In an attempt to postpone bush-wacking through labyrinths of reverse culture shock, I headed for the hills. Seven days in a tiny cabin in the San Gregornio mountains. No telephone, internet, T.V. or running water. Mission: rebuild a patio deck, maintain sanity, send thoughts and prayers to lives touched by Katrina.

Mickey Mouse Carpentry

As I surveyed the rotting cabin patio, confidence spilled out through my ears and oozed between my toe nails. I had images of myself, a muscle-toned carpenter, wielding the chainsaw with the grace of a capoeira master, my sun-kissed skin glistening with the sexy sweat of labor as I juggled hammer, nails and screwdriver
and big, bearded mountain men in overalls stopped to admire my superb craftsmanship.
Yes, my Ego grinned with modesty-lacking pride as I set to work...

One day later
my fearless carpenter had taken quite a beating. Two projectile boards had bitten chunks of flesh from my ankles, mosquitos had built hilly landscapes across my atrophied bi, tri and quadraceps, a handful of rusted nails had blatantly ignored orders to evacuate premises, the drill bit had acquired a Napolean complex, and all supporting beams had relinquished duties and passed out on the ground like Russian Vodka Competition finalists.

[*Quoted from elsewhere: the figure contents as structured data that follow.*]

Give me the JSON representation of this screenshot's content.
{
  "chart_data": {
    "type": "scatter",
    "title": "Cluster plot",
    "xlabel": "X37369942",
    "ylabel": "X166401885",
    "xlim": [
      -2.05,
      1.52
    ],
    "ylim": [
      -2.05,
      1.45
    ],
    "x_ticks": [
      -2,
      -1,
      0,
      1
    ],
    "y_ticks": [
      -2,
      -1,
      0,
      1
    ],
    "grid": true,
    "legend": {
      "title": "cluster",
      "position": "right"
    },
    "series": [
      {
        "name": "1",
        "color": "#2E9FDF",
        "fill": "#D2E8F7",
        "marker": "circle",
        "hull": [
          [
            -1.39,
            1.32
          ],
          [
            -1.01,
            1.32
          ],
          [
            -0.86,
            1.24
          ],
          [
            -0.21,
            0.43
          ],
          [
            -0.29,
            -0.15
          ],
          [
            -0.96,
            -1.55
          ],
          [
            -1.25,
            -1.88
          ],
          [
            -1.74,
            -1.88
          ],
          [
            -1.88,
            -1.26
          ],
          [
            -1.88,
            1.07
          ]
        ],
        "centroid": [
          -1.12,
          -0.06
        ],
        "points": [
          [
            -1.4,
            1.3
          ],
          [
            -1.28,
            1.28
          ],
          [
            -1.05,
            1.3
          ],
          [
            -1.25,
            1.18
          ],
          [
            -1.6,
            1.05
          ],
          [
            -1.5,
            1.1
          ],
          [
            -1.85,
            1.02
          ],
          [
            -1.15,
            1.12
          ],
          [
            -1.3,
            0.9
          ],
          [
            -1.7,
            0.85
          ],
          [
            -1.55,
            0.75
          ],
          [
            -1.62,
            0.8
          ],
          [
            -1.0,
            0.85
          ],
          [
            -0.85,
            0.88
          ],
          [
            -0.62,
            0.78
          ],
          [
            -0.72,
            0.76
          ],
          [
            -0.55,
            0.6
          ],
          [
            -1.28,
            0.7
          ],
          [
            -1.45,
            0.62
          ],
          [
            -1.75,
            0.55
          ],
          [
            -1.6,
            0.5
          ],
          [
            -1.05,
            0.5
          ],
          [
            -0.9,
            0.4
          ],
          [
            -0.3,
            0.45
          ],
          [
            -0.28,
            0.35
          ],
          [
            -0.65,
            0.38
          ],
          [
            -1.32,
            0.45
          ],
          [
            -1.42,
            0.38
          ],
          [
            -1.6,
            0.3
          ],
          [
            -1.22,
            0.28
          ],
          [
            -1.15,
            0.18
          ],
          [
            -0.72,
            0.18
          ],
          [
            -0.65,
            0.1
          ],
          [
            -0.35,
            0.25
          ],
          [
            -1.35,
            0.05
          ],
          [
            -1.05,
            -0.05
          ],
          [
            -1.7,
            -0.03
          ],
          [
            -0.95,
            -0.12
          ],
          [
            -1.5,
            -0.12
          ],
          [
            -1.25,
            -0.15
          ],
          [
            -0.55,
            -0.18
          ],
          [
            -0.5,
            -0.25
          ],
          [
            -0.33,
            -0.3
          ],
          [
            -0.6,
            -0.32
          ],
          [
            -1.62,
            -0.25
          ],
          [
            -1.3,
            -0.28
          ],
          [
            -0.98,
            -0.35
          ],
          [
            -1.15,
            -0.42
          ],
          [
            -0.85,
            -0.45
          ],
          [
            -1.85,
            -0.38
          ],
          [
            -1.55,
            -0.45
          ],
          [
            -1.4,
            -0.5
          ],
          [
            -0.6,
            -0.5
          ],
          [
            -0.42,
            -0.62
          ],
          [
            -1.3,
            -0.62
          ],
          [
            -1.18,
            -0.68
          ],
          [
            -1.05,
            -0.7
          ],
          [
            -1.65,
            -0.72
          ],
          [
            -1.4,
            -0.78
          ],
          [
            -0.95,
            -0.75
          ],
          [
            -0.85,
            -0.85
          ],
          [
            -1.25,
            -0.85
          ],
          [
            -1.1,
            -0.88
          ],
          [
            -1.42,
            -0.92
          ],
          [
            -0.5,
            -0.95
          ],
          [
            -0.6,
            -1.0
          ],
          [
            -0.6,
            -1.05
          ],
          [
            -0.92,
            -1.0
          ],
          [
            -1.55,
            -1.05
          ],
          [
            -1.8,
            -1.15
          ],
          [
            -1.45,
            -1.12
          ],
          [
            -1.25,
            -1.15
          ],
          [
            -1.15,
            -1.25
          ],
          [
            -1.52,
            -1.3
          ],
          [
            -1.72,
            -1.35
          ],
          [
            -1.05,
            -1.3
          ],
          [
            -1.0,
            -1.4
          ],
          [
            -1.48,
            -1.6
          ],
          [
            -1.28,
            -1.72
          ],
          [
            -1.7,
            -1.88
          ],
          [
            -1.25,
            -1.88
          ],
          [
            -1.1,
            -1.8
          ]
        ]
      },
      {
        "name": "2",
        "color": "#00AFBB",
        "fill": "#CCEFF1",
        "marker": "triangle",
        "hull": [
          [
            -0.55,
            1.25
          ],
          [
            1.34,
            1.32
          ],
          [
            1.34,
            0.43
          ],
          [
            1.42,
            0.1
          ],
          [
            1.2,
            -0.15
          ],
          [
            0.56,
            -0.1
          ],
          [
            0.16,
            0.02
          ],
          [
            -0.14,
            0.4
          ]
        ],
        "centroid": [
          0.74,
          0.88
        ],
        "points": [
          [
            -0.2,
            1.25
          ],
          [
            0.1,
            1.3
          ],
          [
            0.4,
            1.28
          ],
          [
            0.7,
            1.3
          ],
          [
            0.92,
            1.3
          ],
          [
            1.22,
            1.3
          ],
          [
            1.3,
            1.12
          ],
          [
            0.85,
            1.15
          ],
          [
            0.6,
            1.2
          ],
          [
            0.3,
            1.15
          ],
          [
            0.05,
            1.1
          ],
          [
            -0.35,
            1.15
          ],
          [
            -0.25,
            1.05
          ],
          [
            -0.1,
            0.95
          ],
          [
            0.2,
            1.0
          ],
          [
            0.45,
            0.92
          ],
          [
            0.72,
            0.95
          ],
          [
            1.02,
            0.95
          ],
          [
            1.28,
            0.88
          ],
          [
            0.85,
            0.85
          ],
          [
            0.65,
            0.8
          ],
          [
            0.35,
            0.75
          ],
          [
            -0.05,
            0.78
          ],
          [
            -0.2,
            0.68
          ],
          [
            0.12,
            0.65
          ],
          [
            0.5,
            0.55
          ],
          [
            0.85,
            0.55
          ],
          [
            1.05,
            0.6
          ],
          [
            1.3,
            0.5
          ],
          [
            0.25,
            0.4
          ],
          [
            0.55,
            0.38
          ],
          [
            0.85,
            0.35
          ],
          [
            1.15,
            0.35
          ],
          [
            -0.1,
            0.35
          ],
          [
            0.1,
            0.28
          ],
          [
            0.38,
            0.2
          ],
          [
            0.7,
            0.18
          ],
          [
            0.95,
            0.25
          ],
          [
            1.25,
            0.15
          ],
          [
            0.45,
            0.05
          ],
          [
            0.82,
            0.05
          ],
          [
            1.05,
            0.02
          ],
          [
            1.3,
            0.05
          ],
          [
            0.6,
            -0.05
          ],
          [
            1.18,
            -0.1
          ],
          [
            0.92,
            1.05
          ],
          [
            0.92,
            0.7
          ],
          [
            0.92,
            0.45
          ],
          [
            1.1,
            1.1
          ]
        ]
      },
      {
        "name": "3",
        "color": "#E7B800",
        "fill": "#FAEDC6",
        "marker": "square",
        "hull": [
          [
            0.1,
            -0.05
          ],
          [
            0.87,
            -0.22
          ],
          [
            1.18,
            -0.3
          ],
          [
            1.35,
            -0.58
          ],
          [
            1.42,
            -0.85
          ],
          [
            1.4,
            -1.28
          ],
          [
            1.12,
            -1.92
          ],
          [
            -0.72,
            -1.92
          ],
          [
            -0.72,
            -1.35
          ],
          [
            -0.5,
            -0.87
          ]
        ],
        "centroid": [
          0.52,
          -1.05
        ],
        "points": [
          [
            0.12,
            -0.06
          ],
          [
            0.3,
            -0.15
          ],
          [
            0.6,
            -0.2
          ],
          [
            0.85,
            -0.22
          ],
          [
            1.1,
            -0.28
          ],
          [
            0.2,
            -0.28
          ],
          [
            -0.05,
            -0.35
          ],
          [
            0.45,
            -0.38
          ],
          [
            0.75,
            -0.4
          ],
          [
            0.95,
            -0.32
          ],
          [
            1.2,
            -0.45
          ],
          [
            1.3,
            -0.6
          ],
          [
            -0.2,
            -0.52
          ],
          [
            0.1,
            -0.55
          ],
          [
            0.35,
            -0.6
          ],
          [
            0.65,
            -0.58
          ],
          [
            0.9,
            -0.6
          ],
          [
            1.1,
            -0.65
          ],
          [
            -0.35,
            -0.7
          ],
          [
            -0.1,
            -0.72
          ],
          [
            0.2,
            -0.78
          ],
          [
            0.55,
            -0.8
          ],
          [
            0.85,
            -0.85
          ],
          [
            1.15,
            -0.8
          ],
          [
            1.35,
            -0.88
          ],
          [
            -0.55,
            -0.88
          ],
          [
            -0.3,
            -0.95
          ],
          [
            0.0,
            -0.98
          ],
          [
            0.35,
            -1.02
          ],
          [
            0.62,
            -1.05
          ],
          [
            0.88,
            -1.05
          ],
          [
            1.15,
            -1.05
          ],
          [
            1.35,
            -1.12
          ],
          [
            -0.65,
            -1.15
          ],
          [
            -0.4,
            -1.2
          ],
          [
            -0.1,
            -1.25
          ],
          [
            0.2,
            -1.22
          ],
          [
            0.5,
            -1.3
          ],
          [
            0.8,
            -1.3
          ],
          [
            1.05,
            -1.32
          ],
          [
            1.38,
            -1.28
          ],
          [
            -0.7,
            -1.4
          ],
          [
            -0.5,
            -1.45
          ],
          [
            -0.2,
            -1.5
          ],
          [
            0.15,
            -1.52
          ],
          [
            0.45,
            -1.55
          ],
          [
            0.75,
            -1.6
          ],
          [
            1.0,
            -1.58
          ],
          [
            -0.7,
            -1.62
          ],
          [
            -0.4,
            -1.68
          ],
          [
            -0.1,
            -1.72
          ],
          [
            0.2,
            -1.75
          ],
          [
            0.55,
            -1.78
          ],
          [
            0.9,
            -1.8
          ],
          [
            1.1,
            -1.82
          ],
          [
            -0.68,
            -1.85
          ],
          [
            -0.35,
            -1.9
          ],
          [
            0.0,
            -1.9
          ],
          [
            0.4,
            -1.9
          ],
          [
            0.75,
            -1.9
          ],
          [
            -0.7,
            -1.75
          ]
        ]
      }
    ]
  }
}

If Egos do in fact smile (which I'm fairly certain they do), mine had definitely stopped...
In this state, my Ego might have been a bargain in the Salvation Army's 29cent bin, but it certainly wouldn't have sold on Ebay alongside a prune baring the wrinkled image of La Virgen de Guadelupe...

So, I went for a change in approach. Instead of Ego, I employed humility. Instead of Old West-style pistol and hammer-twirling, I embraced Mickey Mouse Carpentry. Instead of a bandsaw to sculpt delicate cut-outs, I used a dull chisel and a handsaw with dentistry problems.

And, praise be to Entropy, the patio was built!

Who says a cabin can't rest on fragile piles of odd-shaped stones and slanted logs with twigs wedged between them anyway?